The Obit Page: Lou Pearlman Lou Pearlman, the boy band impresario who created the Backstreet Boys and NSync 1990s before he was convicted of a Ponzi scheme, has died at 62, in the Federal Correctional Institution in Texarkana, Texas.
In This Corner: American Claressa Shields squares off today against Nouchka Fontijn of the Netherlands for the women’s middleweight boxing gold. It would be her second. Don’t bet against Shields.
$$$$$: As the Olympics come to a close in Rio today and countries count up the medals for national pride, the games have once again proved to be a losing enterprise for the host. Brazil and Rio are expected to run an estimated $4.6 billion in the red. This is in a city with neighborhoods controlled by gangs and open sewers that drain into the ocean.

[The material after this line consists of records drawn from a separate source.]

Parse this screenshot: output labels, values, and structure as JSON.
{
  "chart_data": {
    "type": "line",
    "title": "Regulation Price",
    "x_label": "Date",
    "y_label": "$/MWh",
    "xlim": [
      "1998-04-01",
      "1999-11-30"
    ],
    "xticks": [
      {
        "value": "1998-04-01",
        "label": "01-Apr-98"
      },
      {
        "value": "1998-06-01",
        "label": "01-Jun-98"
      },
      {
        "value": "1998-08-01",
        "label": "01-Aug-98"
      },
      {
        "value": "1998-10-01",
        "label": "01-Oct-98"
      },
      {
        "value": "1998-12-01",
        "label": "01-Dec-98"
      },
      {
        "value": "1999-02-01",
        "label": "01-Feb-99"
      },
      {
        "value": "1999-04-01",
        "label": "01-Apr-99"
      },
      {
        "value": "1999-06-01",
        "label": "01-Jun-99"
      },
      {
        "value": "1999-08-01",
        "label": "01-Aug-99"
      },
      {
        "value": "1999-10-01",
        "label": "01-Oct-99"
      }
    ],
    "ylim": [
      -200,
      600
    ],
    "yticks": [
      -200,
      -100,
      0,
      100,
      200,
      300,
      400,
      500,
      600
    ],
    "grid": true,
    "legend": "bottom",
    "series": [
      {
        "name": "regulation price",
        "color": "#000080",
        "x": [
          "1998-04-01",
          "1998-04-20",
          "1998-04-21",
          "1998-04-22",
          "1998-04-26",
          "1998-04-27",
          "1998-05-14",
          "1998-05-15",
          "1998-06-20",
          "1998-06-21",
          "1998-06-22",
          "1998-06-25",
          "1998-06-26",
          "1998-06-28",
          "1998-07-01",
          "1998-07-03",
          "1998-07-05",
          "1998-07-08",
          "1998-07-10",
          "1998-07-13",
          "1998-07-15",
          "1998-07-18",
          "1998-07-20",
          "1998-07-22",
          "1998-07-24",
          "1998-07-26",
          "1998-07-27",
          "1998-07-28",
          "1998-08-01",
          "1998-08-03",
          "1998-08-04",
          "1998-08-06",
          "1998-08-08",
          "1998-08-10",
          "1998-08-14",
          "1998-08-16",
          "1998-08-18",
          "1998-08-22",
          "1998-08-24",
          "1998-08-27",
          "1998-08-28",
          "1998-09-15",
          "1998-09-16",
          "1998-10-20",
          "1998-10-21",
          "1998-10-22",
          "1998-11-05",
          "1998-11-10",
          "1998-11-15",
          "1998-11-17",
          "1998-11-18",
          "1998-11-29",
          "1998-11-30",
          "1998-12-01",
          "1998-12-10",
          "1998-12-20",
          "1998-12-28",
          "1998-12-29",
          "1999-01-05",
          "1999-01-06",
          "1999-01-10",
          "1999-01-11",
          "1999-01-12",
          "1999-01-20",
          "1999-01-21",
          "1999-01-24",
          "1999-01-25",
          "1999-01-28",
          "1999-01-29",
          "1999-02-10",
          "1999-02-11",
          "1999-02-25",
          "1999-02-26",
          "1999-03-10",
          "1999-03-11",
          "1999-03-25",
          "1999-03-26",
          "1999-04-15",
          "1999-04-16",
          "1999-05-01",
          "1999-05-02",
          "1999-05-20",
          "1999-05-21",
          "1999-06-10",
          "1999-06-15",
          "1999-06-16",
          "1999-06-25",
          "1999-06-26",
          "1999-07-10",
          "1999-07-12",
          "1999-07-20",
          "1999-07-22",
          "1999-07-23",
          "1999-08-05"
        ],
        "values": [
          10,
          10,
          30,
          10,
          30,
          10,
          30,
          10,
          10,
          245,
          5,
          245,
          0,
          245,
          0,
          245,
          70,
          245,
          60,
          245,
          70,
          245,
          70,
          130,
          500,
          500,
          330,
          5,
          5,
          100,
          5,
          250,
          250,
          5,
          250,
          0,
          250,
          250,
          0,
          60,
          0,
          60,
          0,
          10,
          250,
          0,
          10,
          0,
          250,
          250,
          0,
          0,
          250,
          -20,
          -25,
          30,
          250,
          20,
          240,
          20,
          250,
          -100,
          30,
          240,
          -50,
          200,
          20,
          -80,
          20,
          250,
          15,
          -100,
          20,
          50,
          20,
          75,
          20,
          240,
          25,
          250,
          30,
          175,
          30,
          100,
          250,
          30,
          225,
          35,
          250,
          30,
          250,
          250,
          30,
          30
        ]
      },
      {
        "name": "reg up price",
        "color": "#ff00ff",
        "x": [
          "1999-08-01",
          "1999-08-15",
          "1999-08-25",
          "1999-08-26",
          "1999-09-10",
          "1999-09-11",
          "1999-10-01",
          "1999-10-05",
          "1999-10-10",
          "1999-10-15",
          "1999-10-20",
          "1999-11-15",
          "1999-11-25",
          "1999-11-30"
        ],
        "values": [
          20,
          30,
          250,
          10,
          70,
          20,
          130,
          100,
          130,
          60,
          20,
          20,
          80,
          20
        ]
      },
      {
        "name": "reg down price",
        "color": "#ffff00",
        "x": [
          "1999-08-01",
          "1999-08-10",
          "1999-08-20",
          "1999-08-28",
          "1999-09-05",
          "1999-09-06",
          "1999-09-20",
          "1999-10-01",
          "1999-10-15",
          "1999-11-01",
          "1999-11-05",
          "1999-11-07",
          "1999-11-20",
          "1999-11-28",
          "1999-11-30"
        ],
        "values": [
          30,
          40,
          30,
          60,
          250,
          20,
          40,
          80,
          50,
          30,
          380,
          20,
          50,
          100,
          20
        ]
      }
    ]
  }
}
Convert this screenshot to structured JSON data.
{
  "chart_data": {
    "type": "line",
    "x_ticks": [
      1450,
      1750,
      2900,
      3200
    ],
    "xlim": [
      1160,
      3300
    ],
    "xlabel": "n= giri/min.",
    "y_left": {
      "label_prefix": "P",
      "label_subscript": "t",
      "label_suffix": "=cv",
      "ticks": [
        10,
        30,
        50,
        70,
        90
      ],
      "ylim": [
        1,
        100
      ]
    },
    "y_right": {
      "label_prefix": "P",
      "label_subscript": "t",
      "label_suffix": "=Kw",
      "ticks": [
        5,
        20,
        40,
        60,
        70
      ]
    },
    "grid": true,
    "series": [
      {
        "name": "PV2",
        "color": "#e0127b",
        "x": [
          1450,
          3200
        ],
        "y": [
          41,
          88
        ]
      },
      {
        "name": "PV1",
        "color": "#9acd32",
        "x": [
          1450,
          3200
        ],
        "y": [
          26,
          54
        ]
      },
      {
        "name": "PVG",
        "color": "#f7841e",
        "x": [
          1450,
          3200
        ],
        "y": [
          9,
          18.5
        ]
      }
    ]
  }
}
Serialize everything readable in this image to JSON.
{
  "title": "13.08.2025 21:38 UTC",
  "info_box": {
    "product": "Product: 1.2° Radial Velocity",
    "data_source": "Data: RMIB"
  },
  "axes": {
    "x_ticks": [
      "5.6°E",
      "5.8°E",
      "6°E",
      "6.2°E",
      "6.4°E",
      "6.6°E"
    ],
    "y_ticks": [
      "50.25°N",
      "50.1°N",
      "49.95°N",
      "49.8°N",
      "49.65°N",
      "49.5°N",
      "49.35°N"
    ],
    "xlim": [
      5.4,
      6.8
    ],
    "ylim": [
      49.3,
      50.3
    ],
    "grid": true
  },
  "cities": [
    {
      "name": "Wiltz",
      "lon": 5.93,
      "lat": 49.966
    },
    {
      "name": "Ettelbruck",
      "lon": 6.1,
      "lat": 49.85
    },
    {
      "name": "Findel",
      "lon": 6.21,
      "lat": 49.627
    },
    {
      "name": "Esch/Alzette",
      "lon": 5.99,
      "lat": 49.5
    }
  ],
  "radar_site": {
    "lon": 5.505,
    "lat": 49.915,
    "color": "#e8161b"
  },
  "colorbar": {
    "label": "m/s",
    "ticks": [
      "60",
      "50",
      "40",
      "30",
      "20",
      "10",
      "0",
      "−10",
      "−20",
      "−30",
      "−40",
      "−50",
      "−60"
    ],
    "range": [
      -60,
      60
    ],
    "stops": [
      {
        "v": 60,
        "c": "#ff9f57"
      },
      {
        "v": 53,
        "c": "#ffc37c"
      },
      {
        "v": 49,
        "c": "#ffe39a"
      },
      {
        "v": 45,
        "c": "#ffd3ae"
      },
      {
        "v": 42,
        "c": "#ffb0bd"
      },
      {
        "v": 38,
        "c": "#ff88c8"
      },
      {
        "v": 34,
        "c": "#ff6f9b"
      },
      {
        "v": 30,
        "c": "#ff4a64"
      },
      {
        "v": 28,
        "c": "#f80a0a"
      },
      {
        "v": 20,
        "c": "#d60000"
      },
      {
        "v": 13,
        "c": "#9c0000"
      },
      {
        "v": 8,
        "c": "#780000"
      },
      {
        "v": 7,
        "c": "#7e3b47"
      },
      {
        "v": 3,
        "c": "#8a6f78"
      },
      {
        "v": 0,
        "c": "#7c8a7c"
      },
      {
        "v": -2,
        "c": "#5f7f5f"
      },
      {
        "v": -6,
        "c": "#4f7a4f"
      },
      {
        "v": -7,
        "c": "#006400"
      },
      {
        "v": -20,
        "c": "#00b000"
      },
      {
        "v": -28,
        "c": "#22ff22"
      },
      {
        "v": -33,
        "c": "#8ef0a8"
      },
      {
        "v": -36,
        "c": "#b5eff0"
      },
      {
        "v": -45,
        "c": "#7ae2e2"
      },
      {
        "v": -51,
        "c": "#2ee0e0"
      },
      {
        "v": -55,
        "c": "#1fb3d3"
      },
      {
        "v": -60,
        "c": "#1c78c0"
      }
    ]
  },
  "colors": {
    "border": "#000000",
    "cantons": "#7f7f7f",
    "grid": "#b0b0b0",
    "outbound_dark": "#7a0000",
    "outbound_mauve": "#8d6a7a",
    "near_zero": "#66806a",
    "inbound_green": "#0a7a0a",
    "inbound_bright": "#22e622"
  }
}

The last profitable Olympics was held in Los Angeles in 1984, largely because the organizers used existing arenas rather than build monuments to a passing event. In the years since, the world has become littered with abandoned Olympic facilities. The Athens swimming pool is empty and the Sarajevo bobsled run is covered with graffiti and vines. The architecturally stunning “Bird’s Nest” stadium in Beijing is a white elephant.
Cities bid for the Olympics as a way to market themselves, but it rarely pays off. The Rio Olympics have sparked notions of permanently assigning the games to a handful of rotating cities, an idea that may not appeal to the power and arrogance of the International Olympic Committee, which considers it a privilege for a city to go broke to host the games.